Investigadores de la Universidad de Nueva Gales del Sur en Sídney han desarrollado un método innovador para transmitir datos de forma indetectable utilizando radiación infrarroja; esencialmente, enviando mensajes secretos ocultos en calor. Este novedoso enfoque evita los métodos de cifrado tradicionales al hacer que la propia comunicación sea invisible para las técnicas de interceptación estándar.
La ciencia detrás de la “luz negativa”
La tecnología se basa en un fenómeno llamado “luz negativa”, que permite a los científicos modular las emisiones infrarrojas para codificar datos. A diferencia de la luz típica que agrega brillo, la luminiscencia negativa puede atenuar sutilmente la radiación térmica, creando patrones indetectables a simple vista o sensores térmicos convencionales.
La idea central es simple: todos los objetos emiten calor en forma de radiación infrarroja, pero esta nueva técnica explota la capacidad de crear variaciones mínimas en esa emisión. Estos cambios son demasiado sutiles para ser percibidos como señales deliberadas a menos que esté presente un receptor diseñado para este propósito específico.
Cómo funciona: diodos termorradiativos
El equipo utilizó diodos termorradiativos, desarrollados originalmente para recolectar energía del calor nocturno, para generar estos patrones.

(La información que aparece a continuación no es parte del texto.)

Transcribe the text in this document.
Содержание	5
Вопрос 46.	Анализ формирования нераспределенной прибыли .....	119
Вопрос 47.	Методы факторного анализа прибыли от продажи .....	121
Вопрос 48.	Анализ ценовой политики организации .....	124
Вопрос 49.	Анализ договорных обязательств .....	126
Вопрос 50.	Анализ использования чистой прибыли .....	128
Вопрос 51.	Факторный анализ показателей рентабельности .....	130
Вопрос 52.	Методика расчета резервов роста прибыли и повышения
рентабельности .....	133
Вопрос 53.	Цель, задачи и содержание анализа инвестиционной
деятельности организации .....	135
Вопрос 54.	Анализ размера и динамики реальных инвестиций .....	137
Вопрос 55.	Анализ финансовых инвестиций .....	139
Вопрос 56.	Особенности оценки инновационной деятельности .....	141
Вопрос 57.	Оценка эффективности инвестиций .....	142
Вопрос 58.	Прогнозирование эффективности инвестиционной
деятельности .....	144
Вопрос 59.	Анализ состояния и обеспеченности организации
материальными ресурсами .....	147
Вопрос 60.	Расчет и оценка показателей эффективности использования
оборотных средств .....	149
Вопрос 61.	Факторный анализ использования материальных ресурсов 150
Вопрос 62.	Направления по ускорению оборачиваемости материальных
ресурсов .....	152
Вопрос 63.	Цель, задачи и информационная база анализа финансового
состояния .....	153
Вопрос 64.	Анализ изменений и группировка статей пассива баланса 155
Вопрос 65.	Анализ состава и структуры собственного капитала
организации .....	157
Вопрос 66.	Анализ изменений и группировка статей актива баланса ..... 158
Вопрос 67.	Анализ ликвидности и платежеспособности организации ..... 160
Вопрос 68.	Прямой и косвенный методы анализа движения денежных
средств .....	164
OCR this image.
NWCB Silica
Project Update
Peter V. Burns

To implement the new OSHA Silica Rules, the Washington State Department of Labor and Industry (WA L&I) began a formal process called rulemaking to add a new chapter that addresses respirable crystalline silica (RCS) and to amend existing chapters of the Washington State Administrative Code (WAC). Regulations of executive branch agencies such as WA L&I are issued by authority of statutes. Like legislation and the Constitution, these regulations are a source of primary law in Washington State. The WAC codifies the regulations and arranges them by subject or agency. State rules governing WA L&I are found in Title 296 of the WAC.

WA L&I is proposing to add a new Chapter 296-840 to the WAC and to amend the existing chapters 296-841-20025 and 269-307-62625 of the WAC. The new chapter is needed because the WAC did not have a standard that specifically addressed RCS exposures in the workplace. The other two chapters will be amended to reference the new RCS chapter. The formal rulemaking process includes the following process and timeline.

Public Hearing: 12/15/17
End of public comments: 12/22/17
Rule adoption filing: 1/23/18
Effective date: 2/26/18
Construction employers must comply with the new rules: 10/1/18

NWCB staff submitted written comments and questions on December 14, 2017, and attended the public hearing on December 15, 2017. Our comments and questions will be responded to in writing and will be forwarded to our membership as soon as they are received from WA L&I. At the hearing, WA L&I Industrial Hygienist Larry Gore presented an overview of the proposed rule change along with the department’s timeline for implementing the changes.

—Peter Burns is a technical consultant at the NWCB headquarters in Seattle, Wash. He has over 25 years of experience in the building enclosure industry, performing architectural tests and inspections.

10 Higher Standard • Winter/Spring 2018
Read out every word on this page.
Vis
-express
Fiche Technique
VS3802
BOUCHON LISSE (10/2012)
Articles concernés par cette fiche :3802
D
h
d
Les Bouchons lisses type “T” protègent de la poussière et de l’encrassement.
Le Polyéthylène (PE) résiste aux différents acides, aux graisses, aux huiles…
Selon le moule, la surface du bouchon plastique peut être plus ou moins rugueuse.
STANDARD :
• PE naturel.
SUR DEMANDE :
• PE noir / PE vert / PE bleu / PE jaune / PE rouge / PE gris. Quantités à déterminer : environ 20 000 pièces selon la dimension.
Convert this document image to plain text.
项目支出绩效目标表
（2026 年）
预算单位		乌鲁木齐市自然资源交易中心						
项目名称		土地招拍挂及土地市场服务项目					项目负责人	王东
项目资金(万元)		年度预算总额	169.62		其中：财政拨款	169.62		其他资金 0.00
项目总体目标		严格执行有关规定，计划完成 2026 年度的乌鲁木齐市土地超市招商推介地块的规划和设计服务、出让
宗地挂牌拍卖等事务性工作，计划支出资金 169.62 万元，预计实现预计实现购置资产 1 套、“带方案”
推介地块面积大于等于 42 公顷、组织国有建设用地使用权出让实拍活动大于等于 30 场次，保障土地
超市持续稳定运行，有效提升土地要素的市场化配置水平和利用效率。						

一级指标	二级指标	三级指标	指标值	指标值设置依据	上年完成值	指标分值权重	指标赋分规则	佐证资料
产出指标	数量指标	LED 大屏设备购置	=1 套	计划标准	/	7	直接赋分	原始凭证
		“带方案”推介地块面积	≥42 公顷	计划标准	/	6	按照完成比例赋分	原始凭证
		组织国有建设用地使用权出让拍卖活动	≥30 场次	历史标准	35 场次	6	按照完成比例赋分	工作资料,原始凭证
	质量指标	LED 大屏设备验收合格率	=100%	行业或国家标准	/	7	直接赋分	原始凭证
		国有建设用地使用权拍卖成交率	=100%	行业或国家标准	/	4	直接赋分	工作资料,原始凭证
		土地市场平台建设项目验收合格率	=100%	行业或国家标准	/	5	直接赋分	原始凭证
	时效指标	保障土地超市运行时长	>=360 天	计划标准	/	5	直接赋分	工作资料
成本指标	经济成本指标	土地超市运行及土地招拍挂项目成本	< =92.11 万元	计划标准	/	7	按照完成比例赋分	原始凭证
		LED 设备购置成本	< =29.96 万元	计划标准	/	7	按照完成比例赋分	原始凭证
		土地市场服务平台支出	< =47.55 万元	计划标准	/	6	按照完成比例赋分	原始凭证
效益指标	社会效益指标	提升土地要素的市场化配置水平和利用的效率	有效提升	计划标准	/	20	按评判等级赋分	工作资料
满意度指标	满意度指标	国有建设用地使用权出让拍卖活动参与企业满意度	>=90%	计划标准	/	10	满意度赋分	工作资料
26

Estos diodos, cuando se organizan correctamente, pueden crear estados infrarrojos más brillantes o más oscuros de lo habitual que se mezclan con el ruido térmico de fondo, pero pueden ser decodificados como datos mediante un receptor especializado. Esto es similar a proyectar “oscuridad” en lugar de luz, como lo expresó un investigador, haciendo que la comunicación sea invisible a la observación casual.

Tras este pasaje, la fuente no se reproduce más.